Durante mais de duas décadas, encontrar uma marca online significou quase sempre a mesma coisa: pesquisar no Google e escolher um dos primeiros resultados. Hoje, esse comportamento está a mudar. A inteligência artificial, os assistentes digitais e as interfaces conversacionais estão a transformar a forma como procuramos informação.
Em vez de pesquisar palavras isoladas, os utilizadores fazem perguntas e esperam respostas diretas e contextualizadas. Este novo cenário está a redefinir a forma como as marcas trabalham a sua visibilidade digital.
Da pesquisa por palavras-chave à pesquisa conversacional
Durante muito tempo, a presença nos motores de pesquisa baseou-se sobretudo na otimização para determinadas palavras-chave. No entanto, a forma como procuramos informação está a tornar-se cada vez mais próxima de uma conversa.
Em vez de escrever “software faturação empresas”, um utilizador tende hoje a perguntar: “qual é o melhor software de faturação para pequenas empresas?”. Os sistemas de inteligência artificial conseguem interpretar o contexto destas perguntas e apresentar respostas mais completas, muitas vezes reunindo informação de várias fontes.
Isto significa que o SEO está a evoluir. As marcas precisam cada vez mais de criar conteúdos que respondam a perguntas reais dos utilizadores, e não apenas otimizar páginas para keywords isoladas.
O impacto da pesquisa por voz e das respostas geradas por IA
A utilização crescente de assistentes de voz também está a alterar a forma como pesquisamos.
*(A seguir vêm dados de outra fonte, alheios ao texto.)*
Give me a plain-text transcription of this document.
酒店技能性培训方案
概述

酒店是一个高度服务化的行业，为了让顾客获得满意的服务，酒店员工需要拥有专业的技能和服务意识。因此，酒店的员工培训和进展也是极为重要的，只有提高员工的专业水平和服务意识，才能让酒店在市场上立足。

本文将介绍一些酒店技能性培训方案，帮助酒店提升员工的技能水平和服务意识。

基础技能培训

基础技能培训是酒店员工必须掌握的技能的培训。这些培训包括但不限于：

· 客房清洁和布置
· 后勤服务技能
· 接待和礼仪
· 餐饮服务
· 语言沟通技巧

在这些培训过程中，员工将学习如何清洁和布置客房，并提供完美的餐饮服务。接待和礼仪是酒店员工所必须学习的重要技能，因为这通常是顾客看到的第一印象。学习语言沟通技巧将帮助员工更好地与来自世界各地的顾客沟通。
Quando falamos com um assistente digital, as consultas tornam-se mais naturais, mais específicas e mais próximas da linguagem do dia a dia.
Ao mesmo tempo, muitas plataformas de inteligência artificial começam a apresentar respostas geradas automaticamente em vez de apenas listar páginas. Neste contexto, a visibilidade deixa de depender apenas da posição nos resultados de pesquisa e passa também por algo novo: ser citado nas respostas produzidas por sistemas de IA.
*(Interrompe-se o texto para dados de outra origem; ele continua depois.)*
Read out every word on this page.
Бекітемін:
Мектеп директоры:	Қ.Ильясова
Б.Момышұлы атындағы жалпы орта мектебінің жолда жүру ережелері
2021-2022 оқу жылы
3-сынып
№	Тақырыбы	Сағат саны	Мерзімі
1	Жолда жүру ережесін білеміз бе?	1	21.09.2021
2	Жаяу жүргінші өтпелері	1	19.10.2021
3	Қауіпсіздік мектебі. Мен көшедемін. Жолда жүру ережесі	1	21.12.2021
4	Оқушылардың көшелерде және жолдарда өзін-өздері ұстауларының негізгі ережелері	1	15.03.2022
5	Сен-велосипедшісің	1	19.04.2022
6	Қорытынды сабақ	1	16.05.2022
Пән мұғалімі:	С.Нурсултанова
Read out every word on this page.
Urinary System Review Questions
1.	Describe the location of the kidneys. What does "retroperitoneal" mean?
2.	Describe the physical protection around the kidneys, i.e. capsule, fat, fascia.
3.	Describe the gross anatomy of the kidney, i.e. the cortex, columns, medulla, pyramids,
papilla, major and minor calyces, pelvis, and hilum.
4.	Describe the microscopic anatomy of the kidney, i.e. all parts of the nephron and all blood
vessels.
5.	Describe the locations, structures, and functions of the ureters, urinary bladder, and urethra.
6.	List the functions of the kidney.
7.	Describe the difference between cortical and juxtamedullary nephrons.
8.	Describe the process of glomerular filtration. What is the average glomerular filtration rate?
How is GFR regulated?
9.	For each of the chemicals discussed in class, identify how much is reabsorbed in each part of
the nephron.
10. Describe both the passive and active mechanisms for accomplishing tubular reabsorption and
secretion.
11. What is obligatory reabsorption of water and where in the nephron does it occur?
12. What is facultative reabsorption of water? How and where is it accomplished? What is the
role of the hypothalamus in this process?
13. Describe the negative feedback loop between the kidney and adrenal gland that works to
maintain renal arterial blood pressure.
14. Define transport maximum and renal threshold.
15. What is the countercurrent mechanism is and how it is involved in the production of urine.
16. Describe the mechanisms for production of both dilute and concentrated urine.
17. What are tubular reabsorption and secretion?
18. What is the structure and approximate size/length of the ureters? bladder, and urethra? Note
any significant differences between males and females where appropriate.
Conteúdos claros, bem estruturados e credíveis tornam-se ainda mais relevantes. A autoridade da marca e a qualidade da informação passam a ter um peso cada vez maior na descoberta online.
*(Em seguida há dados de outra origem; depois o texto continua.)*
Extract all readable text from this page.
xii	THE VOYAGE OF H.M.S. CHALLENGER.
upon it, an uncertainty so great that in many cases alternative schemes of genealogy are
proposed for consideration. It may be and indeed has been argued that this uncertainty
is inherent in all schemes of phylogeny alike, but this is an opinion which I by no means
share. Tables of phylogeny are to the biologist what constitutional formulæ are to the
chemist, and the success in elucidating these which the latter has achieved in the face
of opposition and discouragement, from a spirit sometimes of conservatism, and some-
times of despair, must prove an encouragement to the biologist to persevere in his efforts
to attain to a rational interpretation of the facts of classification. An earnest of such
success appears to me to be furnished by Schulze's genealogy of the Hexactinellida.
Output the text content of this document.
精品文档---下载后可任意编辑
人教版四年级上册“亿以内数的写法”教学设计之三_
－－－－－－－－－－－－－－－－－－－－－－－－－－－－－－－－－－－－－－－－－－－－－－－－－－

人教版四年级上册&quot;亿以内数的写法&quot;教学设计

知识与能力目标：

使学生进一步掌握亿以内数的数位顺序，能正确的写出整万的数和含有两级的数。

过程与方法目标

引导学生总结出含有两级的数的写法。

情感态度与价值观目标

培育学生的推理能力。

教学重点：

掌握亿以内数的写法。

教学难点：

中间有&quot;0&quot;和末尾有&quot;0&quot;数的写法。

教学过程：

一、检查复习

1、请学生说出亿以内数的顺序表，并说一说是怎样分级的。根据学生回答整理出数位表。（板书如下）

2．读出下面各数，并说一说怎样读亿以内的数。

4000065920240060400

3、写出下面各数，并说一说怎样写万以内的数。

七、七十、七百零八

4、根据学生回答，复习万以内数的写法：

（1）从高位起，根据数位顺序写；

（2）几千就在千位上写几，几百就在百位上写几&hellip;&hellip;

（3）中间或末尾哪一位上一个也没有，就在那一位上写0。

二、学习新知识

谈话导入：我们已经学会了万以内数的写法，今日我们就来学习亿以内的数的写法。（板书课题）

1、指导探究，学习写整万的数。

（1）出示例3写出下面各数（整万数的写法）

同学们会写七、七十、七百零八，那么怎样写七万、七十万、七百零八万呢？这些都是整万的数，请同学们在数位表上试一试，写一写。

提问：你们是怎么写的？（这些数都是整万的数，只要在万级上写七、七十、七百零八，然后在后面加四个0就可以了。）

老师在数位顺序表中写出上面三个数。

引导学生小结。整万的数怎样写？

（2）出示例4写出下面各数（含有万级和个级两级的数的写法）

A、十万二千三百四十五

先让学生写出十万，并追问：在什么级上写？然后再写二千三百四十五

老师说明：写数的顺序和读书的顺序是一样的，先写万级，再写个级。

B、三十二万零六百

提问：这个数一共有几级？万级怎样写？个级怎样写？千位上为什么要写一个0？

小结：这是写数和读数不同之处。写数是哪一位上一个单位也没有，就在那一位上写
A publicidade também está a evoluir
À medida que a pesquisa se torna mais conversacional, o modelo de publicidade digital também começa a adaptar-se. Algumas plataformas de inteligência artificial já estão a explorar este caminho.
A OpenAI anunciou recentemente que está a testar formatos de publicidade em interfaces conversacionais, apresentados separadamente das respostas e apenas quando relevantes para a conversa. Se este modelo evoluir, poderá surgir um novo canal de descoberta de marcas baseado em contexto e intenção, semelhante ao que aconteceu com os motores de pesquisa no início dos anos 2000.
Da otimização para motores de pesquisa à experiência humana
Durante muito tempo, o SEO foi visto sobretudo como um desafio técnico: escolher palavras-chave, otimizar páginas e melhorar rankings nos motores de pesquisa. Hoje, essa lógica começa a revelar-se limitada.
Alguns especialistas defendem que estamos a entrar numa nova fase, descrita como HXO (Human Experience Optimization), onde a descoberta de marcas passa a depender de uma visão mais ampla da presença digital.
Nesta perspetiva, a descoberta de marcas depende de um conjunto mais amplo de fatores:
- Qualidade e utilidade do conteúdo
- Consistência da marca nos vários canais
- Credibilidade e autoridade da informação
- Forma como os utilizadores interagem com os conteúdos
A visibilidade deixa assim de ser apenas uma questão de otimização técnica. Passa a ser consequência de uma experiência digital mais completa e relevante.
O que isto significa para as marcas
Num cenário em que a pesquisa é cada vez mais mediada por inteligência artificial, algumas prioridades tornam-se claras. As marcas que quiserem continuar a ser encontradas online terão de criar conteúdos úteis e relevantes, responder a perguntas concretas dos utilizadores, reforçar a autoridade da marca e estruturar informação de forma clara para sistemas de IA.
Mais do que otimizar páginas para algoritmos, o desafio passa a ser criar informação realmente útil.
A forma como encontramos marcas online está a entrar numa nova fase. A pesquisa deixa de ser apenas uma lista de links e transforma-se progressivamente numa conversa. Neste contexto, a pergunta estratégica para as marcas deixa de ser apenas “como aparecer no Google” e passa a ser: como ser relevante nas respostas que as pessoas recebem.
A forma como encontramos marcas online está a entrar numa nova fase. A pesquisa deixa de ser apenas uma lista de links e aproxima-se cada vez mais de uma conversa mediada por inteligência artificial. Neste contexto, a questão estratégica para as marcas deixa de ser apenas “como aparecer no Google”. Passa a ser como ser relevante nas respostas que as pessoas recebem.